Most Israeli youths have never met a Palestinian. Most Palestinian youths have never met an Israeli other than a soldier. The Bereaved Families Forum sends pairs of Jews and Palestinians to speak in high schools. Each year they hold meetings in more than 1,000 schools. They also give briefings to MEPI groups.
“We can break this endless cycle of revenge and retaliation only by listening to the pain of the other,” said Rami Elhanan, an Israeli Jew whose fourteen-year-old daughter was killed in a suicide attack in Jerusalem. When he heard the news of a suicide bombing on Ben Yehuda Street, near where his daughter was shopping that day, he went running through the streets and then to the hospitals. Finally he found her body at the morgue. “It was a sight I will never ever be able to forget,” he said.

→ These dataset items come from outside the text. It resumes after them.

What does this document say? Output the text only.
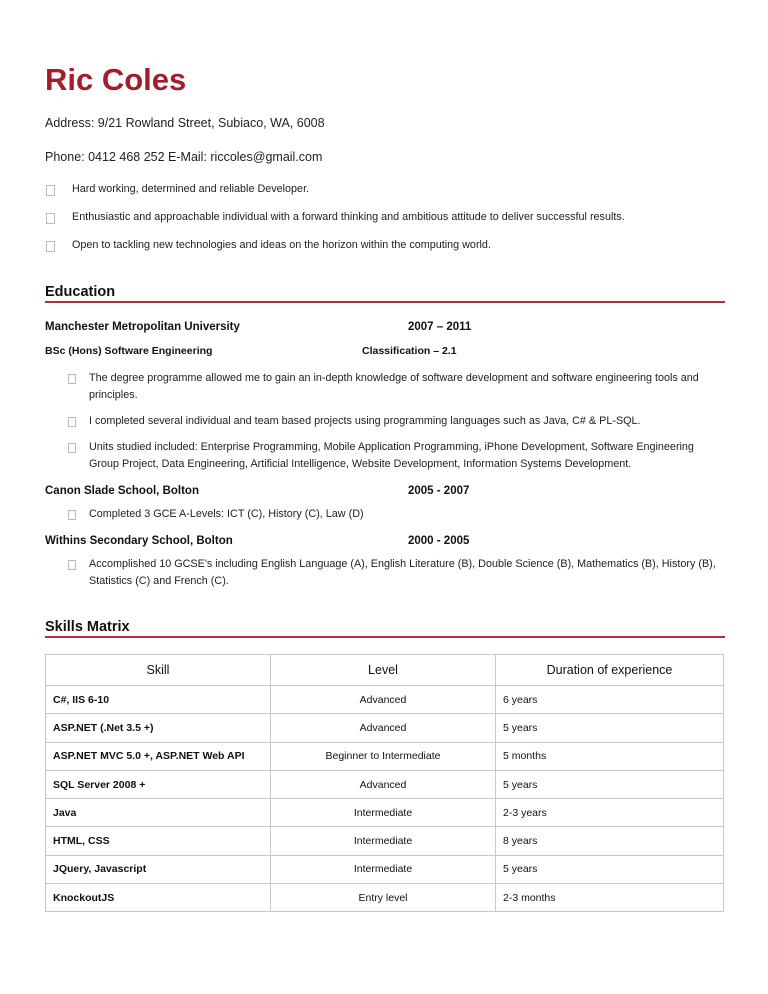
Ric Coles
Address: 9/21 Rowland Street, Subiaco, WA, 6008
Phone: 0412 468 252 E-Mail: riccoles@gmail.com
Hard working, determined and reliable Developer.
Enthusiastic and approachable individual with a forward thinking and ambitious attitude to deliver successful results.
Open to tackling new technologies and ideas on the horizon within the computing world.
Education
Manchester Metropolitan University	2007 – 2011
BSc (Hons) Software Engineering	Classification – 2.1
The degree programme allowed me to gain an in-depth knowledge of software development and software engineering tools and principles.
I completed several individual and team based projects using programming languages such as Java, C# & PL-SQL.
Units studied included: Enterprise Programming, Mobile Application Programming, iPhone Development, Software Engineering Group Project, Data Engineering, Artificial Intelligence, Website Development, Information Systems Development.
Canon Slade School, Bolton	2005 - 2007
Completed 3 GCE A-Levels: ICT (C), History (C), Law (D)
Withins Secondary School, Bolton	2000 - 2005
Accomplished 10 GCSE's including English Language (A), English Literature (B), Double Science (B), Mathematics (B), History (B), Statistics (C) and French (C).
Skills Matrix
Skill	Level	Duration of experience
C#, IIS 6-10	Advanced	6 years
ASP.NET (.Net 3.5 +)	Advanced	5 years
ASP.NET MVC 5.0 +, ASP.NET Web API	Beginner to Intermediate	5 months
SQL Server 2008 +	Advanced	5 years
Java	Intermediate	2-3 years
HTML, CSS	Intermediate	8 years
JQuery, Javascript	Intermediate	5 years
KnockoutJS	Entry level	2-3 months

Next, Palestinian Aziz Abu Sarah said: “When I was nine, soldiers came into our house and took my older brother. He was suspected of throwing stones and beaten during interrogation. When they released him, his liver and spleen were damaged. We took him to the hospital for surgery, but a few days later he died.”
At age eighteen, Aziz was living in Jerusalem but didn’t speak a word of Hebrew because it was the language of his enemy. Finally he realized that to succeed in life he had learn Hebrew, so he went to a language school for immigrants. "The teacher was nice to me," he said. "The students wanted to be my friends. It was redeeming to see that we are all human beings.”
“If I am listening to the pain of my brother Aziz here—whom I really love like my own brother—I can expect him to listen to my own pain,” said Rami. “We can go on the long and difficult journey to peace together. We put cracks of hope in the wall of hatred and fear. If we can talk to one another, anyone can.”
A Jewish friend, whose own son had been kidnapped and murdered, invited Rami to a meeting where he met Palestinian bereaved families. There he saw an Arab mother who had a picture of her dead six-year-old child pinned to her chest.
“I’m not a very religious person,” Rami reflected. “I cannot explain what happened to me. But from that moment on I devote my life to go anywhere to convey to anyone one simple truth: it is not our destiny to keep murdering.”